Simultaneous partitioning and modeling : a framework for learning from complex data
MetadataShow full item record
While a single learned model is adequate for simple prediction problems, it may not be sufficient to represent heterogeneous populations that difficult classification or regression problems often involve. In such scenarios, practitioners often adopt a "divide and conquer" strategy that segments the data into relatively homogeneous groups and then builds a model for each group. This two-step procedure usually results in simpler, more interpretable and actionable models without any loss in accuracy. We consider prediction problems on bi-modal or dyadic data with covariates, e.g., predicting customer behavior across products, where the independent variables can be naturally partitioned along the modes. A pivoting operation can now result in the target variable showing up as entries in a "customer by product" data matrix. We present a model-based co-clustering framework that interleaves partitioning (clustering) along each mode and construction of prediction models to iteratively improve both cluster assignment and fit of the models. This Simultaneous CO-clustering And Learning (SCOAL) framework generalizes co-clustering and collaborative filtering to model-based co-clustering, and is shown to be better than independently clustering the data first and then building models. Our framework applies to a wide range of bi-modal and multi-modal data, and can be easily specialized to address classification and regression problems in domains like recommender systems, fraud detection and marketing. Further, we note that in several datasets not all the data is useful for the learning problem and ignoring outliers and non-informative values may lead to better models. We explore extensions of SCOAL to automatically identify and discard irrelevant data points and features while modeling, in order to improve prediction accuracy.
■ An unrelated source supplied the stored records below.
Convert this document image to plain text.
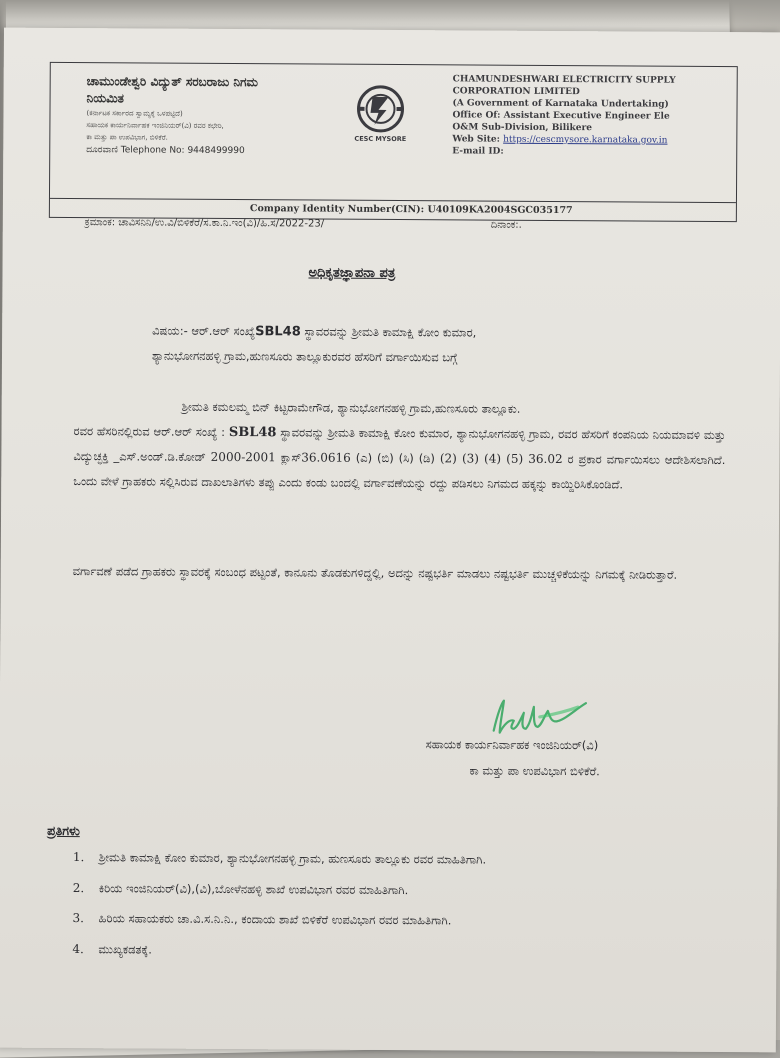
ಚಾಮುಂಡೇಶ್ವರಿ ವಿದ್ಯುತ್ ಸರಬರಾಜು ನಿಗಮ
ನಿಯಮಿತ
(ಕರ್ನಾಟಕ ಸರ್ಕಾರದ ಸ್ವಾಮ್ಯಕ್ಕೆ ಒಳಪಟ್ಟಿದೆ)
ಸಹಾಯಕ ಕಾರ್ಯನಿರ್ವಾಹಕ ಇಂಜಿನಿಯರ್(ವಿ) ರವರ ಕಛೇರಿ,
ಕಾ ಮತ್ತು ಪಾ ಉಪವಿಭಾಗ, ಬಿಳಿಕೆರೆ.
ದೂರವಾಣಿ Telephone No: 9448499990
CESC MYSORE
CHAMUNDESHWARI ELECTRICITY SUPPLY
CORPORATION LIMITED
(A Government of Karnataka Undertaking)
Office Of: Assistant Executive Engineer Ele
O&M Sub-Division, Bilikere
Web Site: https://cescmysore.karnataka.gov.in
E-mail ID:
Company Identity Number(CIN): U40109KA2004SGC035177
ಕ್ರಮಾಂಕ: ಚಾವಿಸನಿನಿ/ಉ.ವಿ/ಬಿಳಿಕೆರೆ/ಸ.ಕಾ.ನಿ.ಇಂ(ವಿ)/ಹಿ.ಸ/2022-23/	ದಿನಾಂಕ:.
ಅಧಿಕೃತಜ್ಞಾಪನಾ ಪತ್ರ
ವಿಷಯ:- ಆರ್.ಆರ್ ಸಂಖ್ಯೆSBL48 ಸ್ಥಾವರವನ್ನು ಶ್ರೀಮತಿ ಕಾಮಾಕ್ಷಿ ಕೋಂ ಕುಮಾರ,
ಶ್ಯಾನುಭೋಗನಹಳ್ಳಿ ಗ್ರಾಮ,ಹುಣಸೂರು ತಾಲ್ಲೂಕುರವರ ಹೆಸರಿಗೆ ವರ್ಗಾಯಿಸುವ ಬಗ್ಗೆ
ಶ್ರೀಮತಿ ಕಮಲಮ್ಮ ಬಿನ್ ಕಿಟ್ಟರಾಮೇಗೌಡ, ಶ್ಯಾನುಭೋಗನಹಳ್ಳಿ ಗ್ರಾಮ,ಹುಣಸೂರು ತಾಲ್ಲೂಕು.
ರವರ ಹೆಸರಿನಲ್ಲಿರುವ ಆರ್.ಆರ್ ಸಂಖ್ಯೆ : SBL48 ಸ್ಥಾವರವನ್ನು ಶ್ರೀಮತಿ ಕಾಮಾಕ್ಷಿ ಕೋಂ ಕುಮಾರ, ಶ್ಯಾನುಭೋಗನಹಳ್ಳಿ ಗ್ರಾಮ, ರವರ ಹೆಸರಿಗೆ ಕಂಪನಿಯ ನಿಯಮಾವಳಿ ಮತ್ತು ವಿದ್ಯುಚ್ಛಕ್ತಿ _ಎಸ್.ಅಂಡ್.ಡಿ.ಕೋಡ್ 2000-2001 ಕ್ಲಾಸ್36.0616 (ಎ) (ಬಿ) (ಸಿ) (ಡಿ) (2) (3) (4) (5) 36.02 ರ ಪ್ರಕಾರ ವರ್ಗಾಯಿಸಲು ಆದೇಶಿಸಲಾಗಿದೆ. ಒಂದು ವೇಳೆ ಗ್ರಾಹಕರು ಸಲ್ಲಿಸಿರುವ ದಾಖಲಾತಿಗಳು ತಪ್ಪು ಎಂದು ಕಂಡು ಬಂದಲ್ಲಿ ವರ್ಗಾವಣೆಯನ್ನು ರದ್ದು ಪಡಿಸಲು ನಿಗಮದ ಹಕ್ಕನ್ನು ಕಾಯ್ದಿರಿಸಿಕೊಂಡಿದೆ.
ವರ್ಗಾವಣೆ ಪಡೆದ ಗ್ರಾಹಕರು ಸ್ಥಾವರಕ್ಕೆ ಸಂಬಂಧ ಪಟ್ಟಂತೆ, ಕಾನೂನು ತೊಡಕುಗಳಿದ್ದಲ್ಲಿ, ಅದನ್ನು ನಷ್ಟಭರ್ತಿ ಮಾಡಲು ನಷ್ಟಭರ್ತಿ ಮುಚ್ಚಳಿಕೆಯನ್ನು ನಿಗಮಕ್ಕೆ ನೀಡಿರುತ್ತಾರೆ.
ಸಹಾಯಕ ಕಾರ್ಯನಿರ್ವಾಹಕ ಇಂಜಿನಿಯರ್(ವಿ)
ಕಾ ಮತ್ತು ಪಾ ಉಪವಿಭಾಗ ಬಿಳಿಕೆರೆ.
ಪ್ರತಿಗಳು
1. ಶ್ರೀಮತಿ ಕಾಮಾಕ್ಷಿ ಕೋಂ ಕುಮಾರ, ಶ್ಯಾನುಭೋಗನಹಳ್ಳಿ ಗ್ರಾಮ, ಹುಣಸೂರು ತಾಲ್ಲೂಕು ರವರ ಮಾಹಿತಿಗಾಗಿ.
2. ಕಿರಿಯ ಇಂಜಿನಿಯರ್(ವಿ),(ವಿ),ಬೋಳೆನಹಳ್ಳಿ ಶಾಖೆ ಉಪವಿಭಾಗ ರವರ ಮಾಹಿತಿಗಾಗಿ.
3. ಹಿರಿಯ ಸಹಾಯಕರು ಚಾ.ವಿ.ಸ.ನಿ.ನಿ., ಕಂದಾಯ ಶಾಖೆ ಬಿಳಿಕೆರೆ ಉಪವಿಭಾಗ ರವರ ಮಾಹಿತಿಗಾಗಿ.
4. ಮುಖ್ಯಕಡತಕ್ಕೆ.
Next, we leverage the multiple models provided by the SCOAL technique to address two prediction problems on dyadic data, (i) ranking predictions based on their reliability, and (ii) active learning. We also extend SCOAL to predictive modeling of multi-modal data, where one of the modes is implicitly ordered, e.g., time series data. Finally, we illustrate our implementation of a parallel version of SCOAL based on the Google Map-Reduce framework and developed on the open source Hadoop platform. We demonstrate the effectiveness of specific instances of the SCOAL framework on prediction problems through experimentation on real and synthetic data.